Otro veterano cineasta, el que más de todos, Manoel de Oliveira, portugués nonagenario, trajo este año al concurso La carta, donde hay destellos de su sabiduría y su elegancia, pero no alcanzó a contagiar a la totalidad del filme, que tiene altibajos y es muy inferior al que presentó aquí el año pasado fuera de competición, Inquietud, una de sus más bellas obras.
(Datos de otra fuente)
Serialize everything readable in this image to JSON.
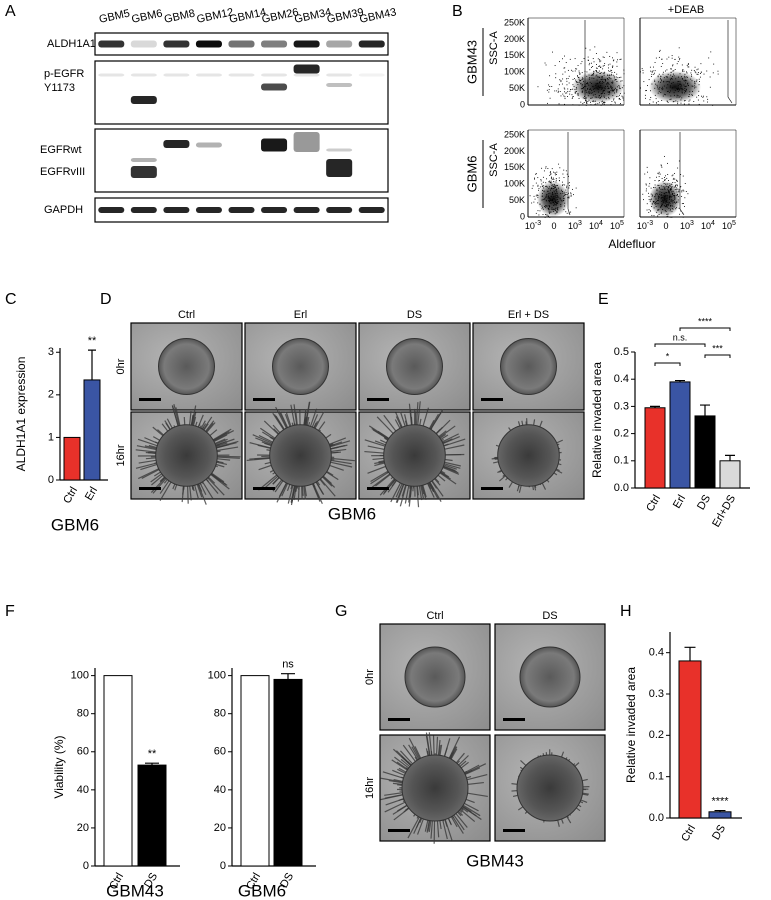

Concursó también Ocho mujeres y media, nuevo camino a ninguna parte del británico Peter Greenaway, que va de posmoderno audaz y sigue empeñado en hacer antiguallas de cine pictórico capaces de aburrir a las piedras. Pero hay que tener en cuenta que este año preside el jurado David Cronenberg, al que puede darle por ejercer su modernidad y sacar tajada para alguno de los bodrios de sus correligionarios con ínfulas de esa estética feísta y (es un decir, dada su fofa blandura) rompedora, como este bostezo británico de dos horas o las tristezas, rusa y francesa, respectivamente, del Moloch, de Alexandr Sokurov, y de La humanidad, de Bruno Dumont, que también suenan, aunque para algún premio de la pedrea. Pocas posibilidades, a pesar del optimismo de algunos, parece tener la última película exhibida en el concurso, escrita y realizada por dos experimentados y magníficos documentalistas belgas, los hermanos Luc y Jean-Paul Dardenne, que hace tres años, después de dos décadas de intensa dedicación a un cine deudor directo de la captura de realidades vivas, saltaron a la ficción con la magnífica La promesa, y vuelven ahora con Rosetta a representar, en la imprecisa frontera del documento, personajes y vivencias de la clase obrera europea, duras como puñetazos. Es cine de lucha, comprometidísimo y en las proximidades de lo subversivo, pero sin apriorismos ideológicos de ningún tipo por el peso de las evidencias que descubre.
Los hermanos Dardenne indagan, con cámara perpleja y solidaria, un vertedero de las clases bajas de su Europa, en la propia Bruselas, a un tiro de piedra de las oficinas donde se fabrica el optimismo de los edredones del euro y sus eurócratas. Y lo que esta cámara-ojo descubre allí humilla y asusta, porque concierne a millones de bombas humanas ambulantes, con dinamita con la mecha encendida por la desesperación metida en el cerebro. La muchacha enloquecida por el paro, esa desdichada Rosetta, cuyas veloces, frenéticas, desquiciadas idas y venidas de un lado a otro de la ciudad registra la cámara exacta y penetrante de los hermanos Dardenne, expulsa a los ojos del espectador acomodado en una confortable butaca la violencia premonitoria que late bajo los estados extremos del sojuzgamiento y de la opresión. Y no inquieta su condición de personaje en una aventura fingida, sino lo que esta aventura tiene de advertencia.